Addressing Data Gaps in AI
The initiative has emerged in response to significant concerns about the inadequacy of data pertaining to Quebec within major generative AI frameworks. Current AI systems often struggle to deliver reliable information reflecting Quebec’s rich societal fabric. “All scenarios are a little bit on the table right now,” stated Valérie D’Amour, who led the feasibility study. She emphasised the need for collaboration with cultural stakeholders and data proprietors to validate various possibilities for the project.
BAnQ’s president and CEO, Marie Grégoire, underscored that the upcoming platform would not serve as a public distribution channel for creative works, ensuring that access to the data remains highly regulated. The objective is to cultivate a more accurate representation of Quebec’s culture within AI models. “That means having Quebec references, whether in small models or large models, whether they come from research or from the business community,” Grégoire said.
A Collective Effort
The project finds its roots in a recommendation from Quebec’s innovation council, which highlighted the scarcity of Quebec-related data in AI training datasets as a contributing factor to the challenges faced by local creators and researchers.
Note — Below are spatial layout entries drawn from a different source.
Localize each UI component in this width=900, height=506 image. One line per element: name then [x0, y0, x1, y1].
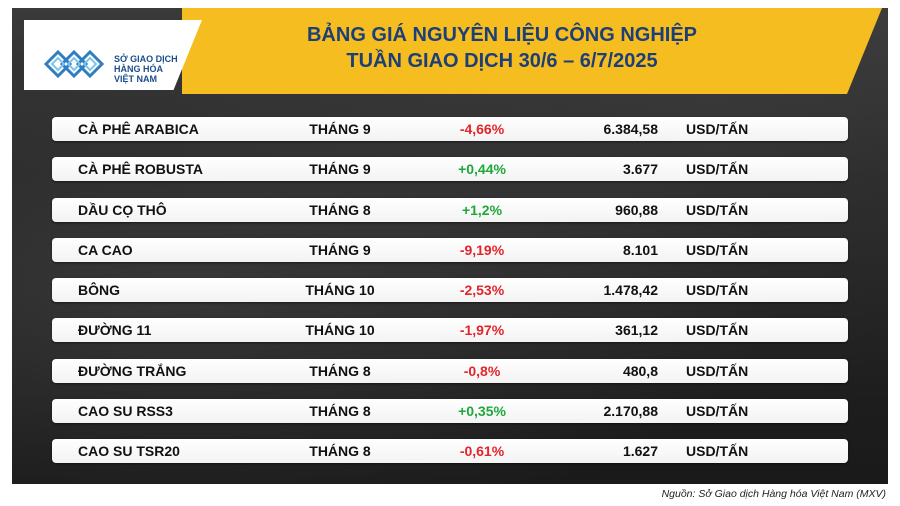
price-change: -2,53%: [459, 282, 505, 299]
price-change: -1,97%: [459, 322, 505, 339]
table-row: DẦU CỌ THÔ THÁNG 8 +1,2% 960,88 USD/TẤN: [52, 197, 848, 222]
source-note: Nguồn: Sở Giao dịch Hàng hóa Việt Nam (M…: [661, 488, 886, 500]
table-row: CAO SU TSR20 THÁNG 8 -0,61% 1.627 USD/TẤN: [52, 439, 848, 464]
price-change: +0,44%: [458, 161, 506, 178]
logo-line-3: VIỆT NAM: [114, 74, 158, 84]
logo: SỞ GIAO DỊCH HÀNG HÓA VIỆT NAM: [24, 20, 202, 90]
page-title: BẢNG GIÁ NGUYÊN LIỆU CÔNG NGHIỆP TUẦN GI…: [212, 22, 792, 74]
price-unit: USD/TẤN: [686, 443, 749, 460]
contract-month: THÁNG 9: [309, 241, 371, 258]
price-value: 6.384,58: [603, 121, 659, 137]
price-unit: USD/TẤN: [686, 201, 749, 218]
table-row: ĐƯỜNG TRẮNG THÁNG 8 -0,8% 480,8 USD/TẤN: [52, 358, 848, 383]
price-unit: USD/TẤN: [686, 362, 749, 379]
price-change: -4,66%: [459, 121, 505, 137]
mxv-logo-icon: [43, 49, 105, 79]
price-unit: USD/TẤN: [686, 161, 749, 178]
logo-line-2: HÀNG HÓA: [114, 64, 163, 74]
table-row: CÀ PHÊ ROBUSTA THÁNG 9 +0,44% 3.677 USD/TẤN: [52, 157, 848, 182]
commodity-name: ĐƯỜNG TRẮNG: [78, 362, 187, 379]
price-change: -0,61%: [459, 443, 505, 460]
contract-month: THÁNG 8: [309, 201, 371, 218]
contract-month: THÁNG 9: [309, 161, 371, 178]
price-change: +0,35%: [458, 403, 506, 420]
price-value: 8.101: [622, 241, 658, 258]
header-band: [182, 8, 882, 94]
title-line-1: BẢNG GIÁ NGUYÊN LIỆU CÔNG NGHIỆP: [306, 24, 698, 46]
price-unit: USD/TẤN: [686, 241, 749, 258]
commodity-name: CÀ PHÊ ROBUSTA: [78, 161, 203, 178]
price-unit: USD/TẤN: [686, 403, 749, 420]
title-line-2: TUẦN GIAO DỊCH 30/6 – 6/7/2025: [346, 50, 658, 72]
price-change: -9,19%: [459, 241, 505, 258]
commodity-name: CA CAO: [78, 241, 133, 258]
price-value: 361,12: [615, 322, 658, 339]
contract-month: THÁNG 8: [309, 443, 371, 460]
commodity-name: CAO SU TSR20: [78, 443, 180, 460]
price-value: 3.677: [622, 161, 658, 178]
price-value: 1.478,42: [603, 282, 659, 299]
price-value: 1.627: [622, 443, 658, 460]
logo-text: SỞ GIAO DỊCH HÀNG HÓA VIỆT NAM: [114, 54, 178, 84]
contract-month: THÁNG 8: [309, 362, 371, 379]
table-row: ĐƯỜNG 11 THÁNG 10 -1,97% 361,12 USD/TẤN: [52, 318, 848, 343]
contract-month: THÁNG 10: [305, 322, 375, 339]
price-unit: USD/TẤN: [686, 121, 749, 137]
price-value: 960,88: [615, 201, 658, 218]
price-unit: USD/TẤN: [686, 322, 749, 339]
commodity-name: BÔNG: [78, 282, 120, 299]
price-change: +1,2%: [461, 201, 503, 218]
contract-month: THÁNG 10: [305, 282, 375, 299]
price-value: 2.170,88: [603, 403, 659, 420]
price-table: CÀ PHÊ ARABICA THÁNG 9 -4,66% 6.384,58 USD/T…: [52, 117, 848, 480]
table-row: CÀ PHÊ ARABICA THÁNG 9 -4,66% 6.384,58 USD/T…: [52, 117, 848, 141]
contract-month: THÁNG 9: [309, 121, 371, 137]
price-value: 480,8: [622, 362, 658, 379]
logo-line-1: SỞ GIAO DỊCH: [114, 54, 178, 64]
commodity-name: CAO SU RSS3: [78, 403, 173, 420]
contract-month: THÁNG 8: [309, 403, 371, 420]
commodity-name: ĐƯỜNG 11: [78, 322, 152, 339]
price-change: -0,8%: [463, 362, 501, 379]
table-row: CA CAO THÁNG 9 -9,19% 8.101 USD/TẤN: [52, 237, 848, 262]
commodity-name: CÀ PHÊ ARABICA: [78, 121, 199, 137]
price-unit: USD/TẤN: [686, 282, 749, 299]
table-row: CAO SU RSS3 THÁNG 8 +0,35% 2.170,88 USD/TẤN: [52, 399, 848, 424]
commodity-name: DẦU CỌ THÔ: [78, 201, 167, 218]
table-row: BÔNG THÁNG 10 -2,53% 1.478,42 USD/TẤN: [52, 278, 848, 303]
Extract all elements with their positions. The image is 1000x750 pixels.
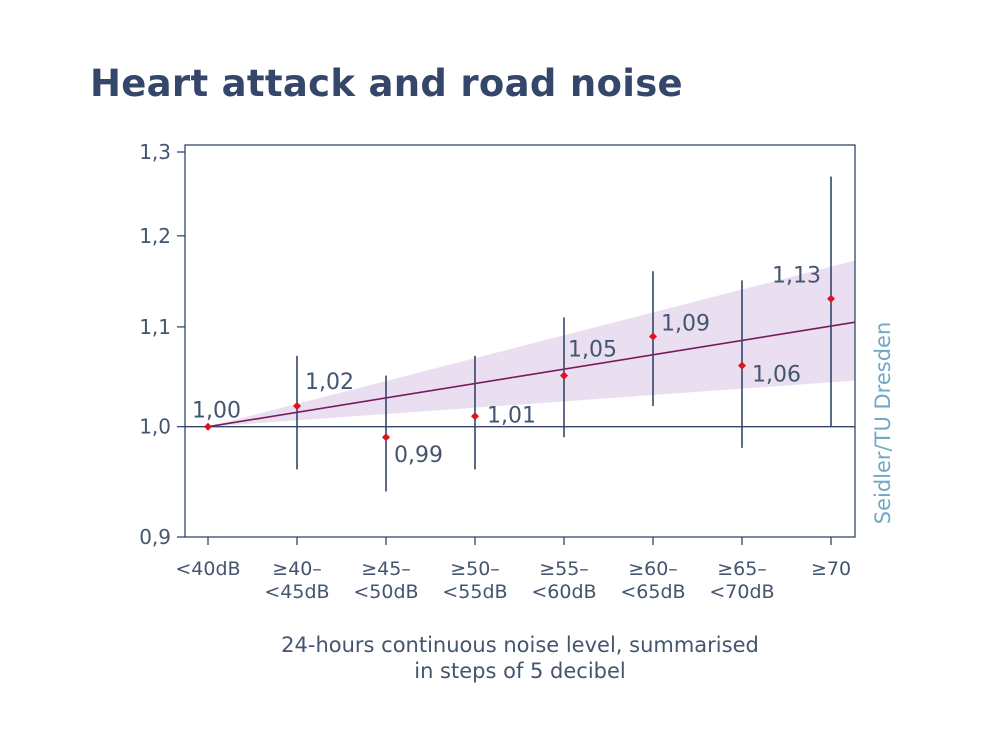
data-label: 1,13: [772, 264, 821, 289]
x-tick-label: ≥60– <65dB: [620, 558, 685, 603]
data-label: 1,00: [192, 399, 241, 424]
plot-frame-rect: [184, 144, 856, 538]
x-tick-label: <40dB: [175, 558, 240, 580]
data-point: [738, 361, 746, 370]
y-tick-label: 1,0: [139, 415, 171, 439]
x-tick-label: ≥65– <70dB: [709, 558, 774, 603]
data-label: 1,01: [487, 403, 536, 428]
data-point: [649, 332, 657, 341]
x-tick-label: ≥70: [811, 558, 851, 580]
data-point: [827, 294, 835, 303]
x-tick-label: ≥55– <60dB: [531, 558, 596, 603]
data-label: 1,09: [661, 311, 710, 336]
y-tick-label: 1,2: [139, 224, 171, 248]
data-point: [293, 401, 301, 410]
data-point: [471, 412, 479, 421]
y-tick-label: 0,9: [139, 525, 171, 549]
data-label: 0,99: [394, 443, 443, 468]
x-tick-label: ≥45– <50dB: [353, 558, 418, 603]
trend-line-path: [207, 321, 856, 428]
x-axis-label: 24-hours continuous noise level, summari…: [281, 633, 759, 683]
data-points: [204, 294, 835, 442]
data-label: 1,02: [305, 370, 354, 395]
y-tick-label: 1,3: [139, 140, 171, 164]
y-axis-ticks: 0,9 1,0 1,1 1,2 1,3: [139, 140, 185, 549]
plot-frame: [184, 144, 856, 538]
trend-band-area: [208, 260, 855, 427]
data-point: [204, 422, 212, 431]
data-point: [560, 371, 568, 380]
confidence-band: [208, 260, 855, 427]
x-tick-label: ≥50– <55dB: [442, 558, 507, 603]
data-label: 1,05: [568, 338, 617, 363]
source-credit: Seidler/TU Dresden: [871, 322, 895, 525]
trend-line: [207, 321, 856, 428]
x-tick-label: ≥40– <45dB: [264, 558, 329, 603]
chart-title: Heart attack and road noise: [90, 62, 683, 105]
data-label: 1,06: [752, 363, 801, 388]
x-axis-ticks: <40dB ≥40– <45dB ≥45– <50dB ≥50– <55dB ≥55– <60d…: [175, 537, 851, 603]
y-tick-label: 1,1: [139, 315, 171, 339]
data-labels: 1,00 1,02 0,99 1,01 1,05 1,09 1,06 1,13: [192, 264, 821, 468]
data-point: [382, 433, 390, 442]
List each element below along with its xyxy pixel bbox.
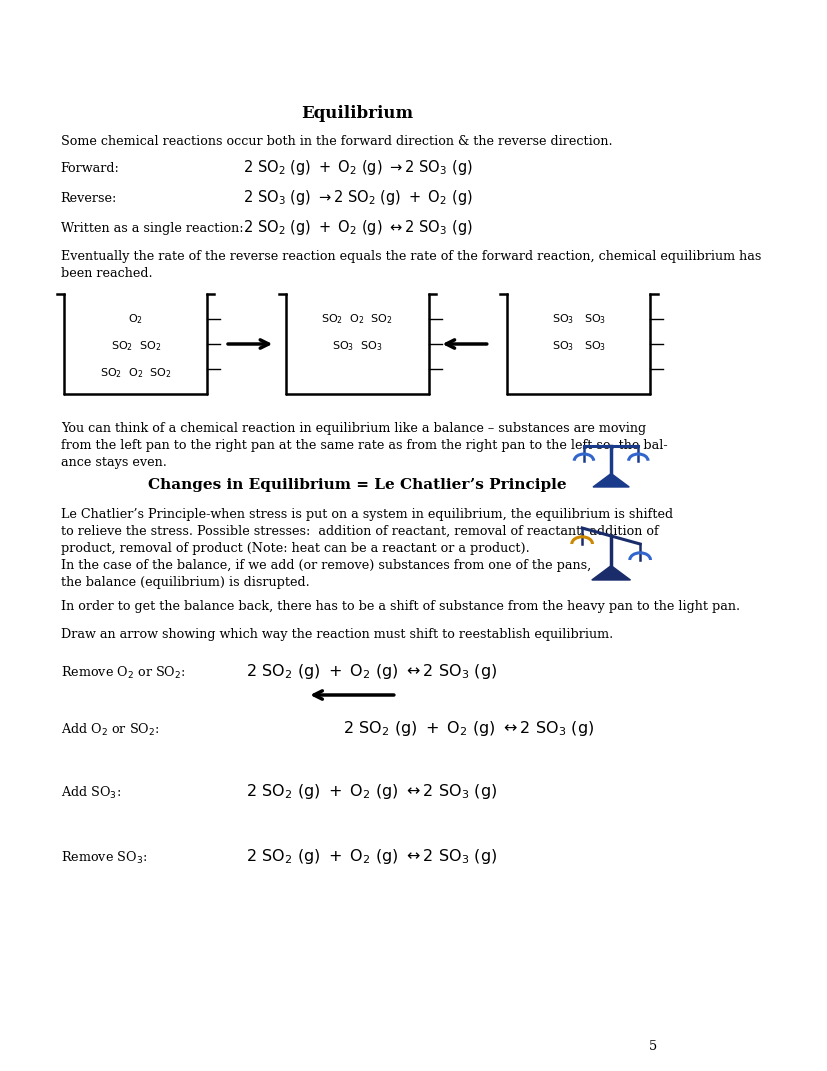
Text: Eventually the rate of the reverse reaction equals the rate of the forward react: Eventually the rate of the reverse react… [60,250,760,263]
Text: $2\ \mathrm{SO_2}\ \mathrm{(g)}\ +\ \mathrm{O_2}\ \mathrm{(g)}\ \leftrightarrow : $2\ \mathrm{SO_2}\ \mathrm{(g)}\ +\ \mat… [246,847,497,866]
Text: $\mathrm{SO_2\ \ SO_2}$: $\mathrm{SO_2\ \ SO_2}$ [111,340,160,352]
Text: product, removal of product (Note: heat can be a reactant or a product).: product, removal of product (Note: heat … [60,542,529,555]
Polygon shape [591,565,629,580]
Text: $\mathrm{SO_2\ \ O_2\ \ SO_2}$: $\mathrm{SO_2\ \ O_2\ \ SO_2}$ [321,312,393,326]
Text: You can think of a chemical reaction in equilibrium like a balance – substances : You can think of a chemical reaction in … [60,422,645,435]
Text: Some chemical reactions occur both in the forward direction & the reverse direct: Some chemical reactions occur both in th… [60,135,612,148]
Text: the balance (equilibrium) is disrupted.: the balance (equilibrium) is disrupted. [60,576,309,589]
Text: Reverse:: Reverse: [60,192,117,205]
Text: Changes in Equilibrium = Le Chatlier’s Principle: Changes in Equilibrium = Le Chatlier’s P… [148,478,566,492]
Text: Add O$_2$ or SO$_2$:: Add O$_2$ or SO$_2$: [60,722,159,738]
Text: $2\ \mathrm{SO_2}\ \mathrm{(g)}\ +\ \mathrm{O_2}\ \mathrm{(g)}\ \leftrightarrow : $2\ \mathrm{SO_2}\ \mathrm{(g)}\ +\ \mat… [246,662,497,681]
Text: $2\ \mathrm{SO_2}\ \mathrm{(g)}\ +\ \mathrm{O_2}\ \mathrm{(g)}\ \leftrightarrow : $2\ \mathrm{SO_2}\ \mathrm{(g)}\ +\ \mat… [246,782,497,801]
Text: ance stays even.: ance stays even. [60,456,166,469]
Text: Remove SO$_3$:: Remove SO$_3$: [60,850,146,866]
Text: In the case of the balance, if we add (or remove) substances from one of the pan: In the case of the balance, if we add (o… [60,559,590,572]
Text: $\mathrm{SO_3\ \ SO_3}$: $\mathrm{SO_3\ \ SO_3}$ [332,340,382,352]
Text: Le Chatlier’s Principle-when stress is put on a system in equilibrium, the equil: Le Chatlier’s Principle-when stress is p… [60,508,672,521]
Text: $2\ \mathrm{SO_2}\ \mathrm{(g)}\ +\ \mathrm{O_2}\ \mathrm{(g)}\ \leftrightarrow : $2\ \mathrm{SO_2}\ \mathrm{(g)}\ +\ \mat… [342,719,594,738]
Text: $\mathrm{SO_3\ \ \ SO_3}$: $\mathrm{SO_3\ \ \ SO_3}$ [552,312,605,326]
Text: Equilibrium: Equilibrium [301,105,413,122]
Text: Draw an arrow showing which way the reaction must shift to reestablish equilibri: Draw an arrow showing which way the reac… [60,628,612,642]
Text: Remove O$_2$ or SO$_2$:: Remove O$_2$ or SO$_2$: [60,665,185,681]
Text: Written as a single reaction:: Written as a single reaction: [60,222,243,235]
Text: In order to get the balance back, there has to be a shift of substance from the : In order to get the balance back, there … [60,600,739,613]
Text: $\mathrm{O_2}$: $\mathrm{O_2}$ [128,312,143,326]
Text: Forward:: Forward: [60,162,119,175]
Text: $2\ \mathrm{SO_3}\ \mathrm{(g)}\ \rightarrow 2\ \mathrm{SO_2}\ \mathrm{(g)}\ +\ : $2\ \mathrm{SO_3}\ \mathrm{(g)}\ \righta… [242,188,471,207]
Text: Add SO$_3$:: Add SO$_3$: [60,785,121,801]
Text: 5: 5 [648,1040,657,1053]
Text: to relieve the stress. Possible stresses:  addition of reactant, removal of reac: to relieve the stress. Possible stresses… [60,525,657,538]
Text: $\mathrm{SO_2\ \ O_2\ \ SO_2}$: $\mathrm{SO_2\ \ O_2\ \ SO_2}$ [100,366,171,380]
Text: $2\ \mathrm{SO_2}\ \mathrm{(g)}\ +\ \mathrm{O_2}\ \mathrm{(g)}\ \leftrightarrow : $2\ \mathrm{SO_2}\ \mathrm{(g)}\ +\ \mat… [242,218,471,237]
Text: $2\ \mathrm{SO_2}\ \mathrm{(g)}\ +\ \mathrm{O_2}\ \mathrm{(g)}\ \rightarrow 2\ \: $2\ \mathrm{SO_2}\ \mathrm{(g)}\ +\ \mat… [242,159,471,177]
Polygon shape [592,473,629,487]
Text: $\mathrm{SO_3\ \ \ SO_3}$: $\mathrm{SO_3\ \ \ SO_3}$ [552,340,605,352]
Text: from the left pan to the right pan at the same rate as from the right pan to the: from the left pan to the right pan at th… [60,439,667,452]
Text: been reached.: been reached. [60,267,152,280]
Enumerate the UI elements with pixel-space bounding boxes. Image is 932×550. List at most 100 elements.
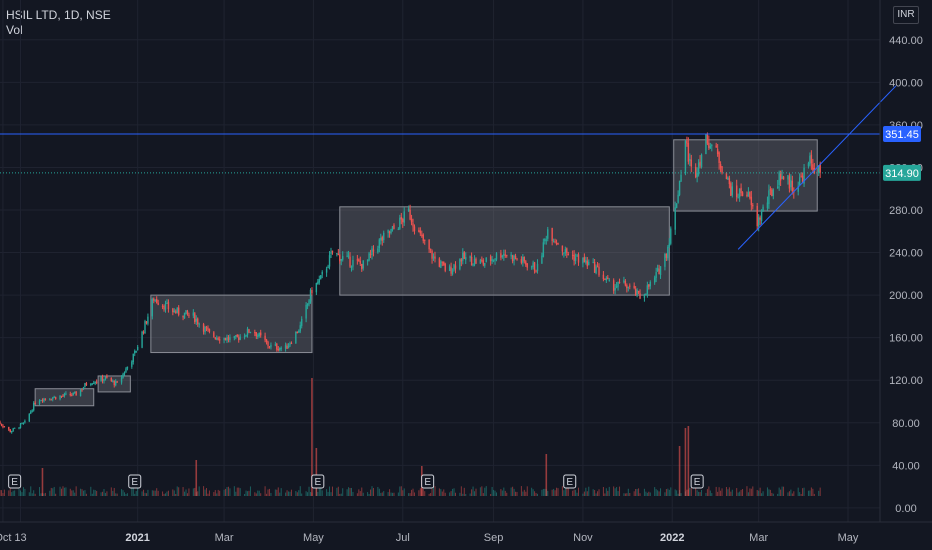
candle [43,398,45,402]
volume-bar [126,493,128,496]
volume-bar [749,488,751,496]
candle [659,266,662,276]
volume-bar [326,489,328,496]
candle [79,389,82,397]
volume-bar [412,488,414,496]
volume-bar [188,488,190,496]
candle [175,311,177,313]
volume-bar [809,490,811,496]
volume-bar [163,493,165,496]
volume-bar [617,491,619,496]
candle [760,211,763,221]
volume-bar [115,493,117,496]
candle [535,271,537,273]
volume-bar [305,491,307,496]
volume-bar [329,486,331,496]
candle [19,423,22,428]
volume-bar [572,490,574,496]
candle [207,327,209,330]
volume-bar [24,488,26,496]
volume-bar [717,491,719,496]
candle [81,389,83,391]
volume-bar [608,486,610,496]
volume-bar [592,489,594,496]
volume-bar [298,490,300,496]
currency-button[interactable]: INR [893,6,919,24]
candle [284,345,287,349]
candle [101,376,104,381]
volume-bar [444,492,446,496]
volume-bar [690,487,692,496]
candle [708,142,710,148]
candle [182,315,184,318]
candle [8,427,10,430]
volume-bar [771,492,773,496]
volume-bar [799,492,801,496]
candle [818,165,820,173]
candle [31,410,33,412]
candle [213,332,215,338]
candle [803,167,805,184]
volume-bar [33,490,35,496]
volume-bar [28,492,30,496]
volume-bar [418,490,420,496]
candle [482,260,485,265]
volume-bar [116,493,118,496]
candle [218,339,221,341]
volume-bar [377,486,379,496]
volume-bar [166,491,168,496]
volume-bar [308,486,310,496]
candle [249,331,252,333]
volume-bar [553,488,555,496]
volume-bar [657,490,659,496]
candle [409,209,411,220]
volume-bar [125,493,127,496]
candle [501,255,504,257]
volume-bar [390,492,392,496]
volume-bar [781,486,783,496]
volume-bar [434,486,436,496]
candle [116,381,118,383]
volume-bar [605,488,607,496]
candle [12,428,14,431]
volume-bar [62,486,64,496]
volume-bar [800,493,802,496]
volume-bar [534,491,536,496]
volume-bar [802,488,804,496]
volume-bar [380,492,382,496]
volume-spike [311,378,313,496]
volume-bar [80,488,82,496]
volume-bar [623,493,625,496]
candle [286,345,288,349]
volume-bar [597,491,599,496]
volume-bar [144,492,146,496]
candle [239,336,241,340]
price-tag-label: 314.90 [885,168,919,180]
candle [730,183,732,196]
earnings-marker-box [128,474,142,489]
trendline [737,85,897,250]
volume-bar [0,490,2,496]
volume-bar [63,487,65,496]
volume-bar [301,493,303,496]
volume-bar [249,486,251,496]
volume-bar [93,489,95,496]
candle [93,383,95,385]
candle [819,163,821,173]
candle [277,348,279,351]
volume-bar [192,488,194,496]
candle [95,381,98,383]
volume-bar [689,487,691,496]
candle [552,241,555,243]
candle [563,252,565,254]
volume-bar [541,489,543,496]
volume-bar [582,493,584,496]
volume-bar [307,492,309,496]
volume-bar [768,489,770,496]
volume-bar [413,492,415,496]
volume-bar [495,492,497,496]
earnings-marker-box [311,474,325,489]
volume-bar [639,493,641,496]
volume-bar [769,489,771,496]
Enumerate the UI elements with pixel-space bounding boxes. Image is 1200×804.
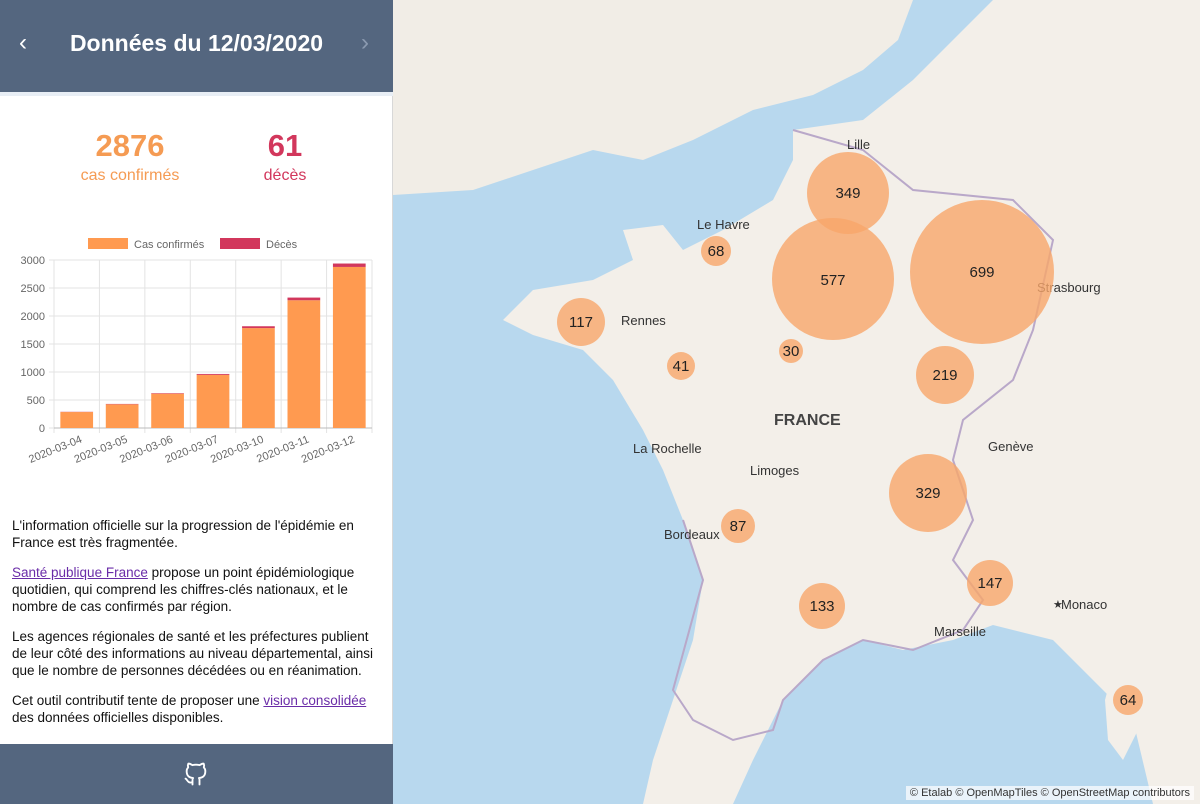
region-bubble[interactable] — [807, 152, 889, 234]
sidebar: ‹ Données du 12/03/2020 › 2876 cas confi… — [0, 0, 393, 804]
description-paragraph-4-after: des données officielles disponibles. — [12, 710, 224, 725]
bubble-label: 117 — [569, 314, 593, 331]
bar — [151, 393, 184, 428]
description-text: L'information officielle sur la progress… — [12, 517, 380, 739]
description-paragraph-2-text: propose un point épidémiologique quotidi… — [12, 565, 355, 614]
y-tick-label: 0 — [39, 423, 45, 435]
region-bubble[interactable] — [557, 298, 605, 346]
bar — [332, 266, 366, 428]
bar — [151, 393, 184, 394]
bar — [105, 404, 139, 428]
sante-publique-link[interactable]: Santé publique France — [12, 565, 148, 580]
description-paragraph-4: Cet outil contributif tente de proposer … — [12, 692, 380, 726]
bubble-label: 699 — [969, 264, 994, 281]
star-icon: ★ — [1053, 599, 1063, 611]
y-tick-label: 1000 — [21, 367, 45, 379]
bubble-label: 30 — [783, 343, 800, 360]
region-bubble[interactable] — [910, 200, 1054, 344]
bar — [287, 300, 321, 428]
y-tick-label: 2000 — [21, 311, 45, 323]
description-paragraph-2: Santé publique France propose un point é… — [12, 564, 380, 615]
bubble-label: 87 — [730, 518, 747, 535]
legend-swatch — [88, 238, 128, 249]
region-bubble[interactable] — [667, 352, 695, 380]
region-bubble[interactable] — [889, 454, 967, 532]
region-bubble[interactable] — [721, 509, 755, 543]
city-label-monaco: Monaco — [1061, 597, 1107, 612]
region-bubble[interactable] — [916, 346, 974, 404]
y-tick-label: 500 — [27, 395, 45, 407]
map-view[interactable]: Lille Le Havre Rennes Strasbourg La Roch… — [393, 0, 1200, 804]
bar — [242, 328, 275, 428]
github-icon[interactable] — [182, 760, 210, 788]
confirmed-cases-stat: 2876 cas confirmés — [40, 128, 220, 185]
bubble-label: 577 — [820, 272, 845, 289]
chevron-left-icon[interactable]: ‹ — [19, 29, 27, 56]
city-label-rennes: Rennes — [621, 313, 666, 328]
city-label-marseille: Marseille — [934, 624, 986, 639]
bubble-label: 41 — [673, 358, 690, 375]
region-bubble[interactable] — [799, 583, 845, 629]
bubble-label: 147 — [977, 575, 1002, 592]
region-bubble[interactable] — [1113, 685, 1143, 715]
region-bubble[interactable] — [967, 560, 1013, 606]
city-label-bordeaux: Bordeaux — [664, 527, 720, 542]
bubble-layer — [557, 152, 1143, 715]
city-label-lille: Lille — [847, 137, 870, 152]
bar — [60, 412, 94, 428]
legend-label: Décès — [266, 239, 298, 251]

Destiny Tchéhouali, a co-holder of a research chair focused on French-language artificial intelligence at Université du Québec à Montréal, warns that the underrepresentation of Quebec’s culture in the AI landscape risks perpetuating both linguistic and cultural biases. “When we talk about Indigenous peoples, we run an even greater risk of all these biases,” Tchéhouali noted.

He contends that the proposed database could serve as “strategic infrastructure” to establish clear guidelines for how local content is identified, catalogued, and monitored within contemporary AI systems. This structured approach could address existing disparities and promote a more inclusive representation of Quebec’s diverse cultures.
Navigating Copyright Concerns
As BAnQ forges ahead with this initiative, copyright issues have surfaced as a significant concern within the cultural sector. However, Grégoire argues that this new platform could ultimately provide better protection for creators than the current landscape. “Right now, it’s a bit like the Wild West,” she remarked, pointing out that data is often exploited without proper compensation for the creators.
The proposed database could act as a centralised mechanism, ensuring that artists are appropriately remunerated for their contributions. By collaborating, cultural organisations would be in a stronger position to secure fair compensation and sustain the vitality of the sector in the long term.
Despite these potential benefits, some artists remain apprehensive about the implications of contributing their work to AI training datasets. “The main criticism we hear in the field is that, even if artists earn income from it, they are still feeding the beast that will eventually be used to replace contracts they may lose because of AI,” cautioned Maxime Harvey, a postdoctoral researcher and member of the same research chair as Tchéhouali.
Future Outlook and Funding
The feasibility study projects that the platform could become operational by 2029. However, D’Amour noted that the timeline would be reviewed following the experimental phase. The initiative is estimated to require a budget of nearly $10.5 million over the next five years, covering both operational and capital expenses. To date, BAnQ has secured $340,000 from the Quebec government for the feasibility study, alongside an additional $750,000 to support the 12-month experimentation phase.

Why it Matters
This initiative represents a crucial step towards ensuring that Quebec’s rich cultural landscape is adequately represented in the rapidly evolving world of artificial intelligence. By creating a databank that prioritises local languages and cultural nuances, BAnQ is not only addressing existing data gaps but also advocating for a more equitable and sustainable future for creators in the province. The outcome may set a precedent for similar projects globally, fostering a deeper understanding of diverse cultures in AI systems and protecting the livelihoods of artists and creators alike.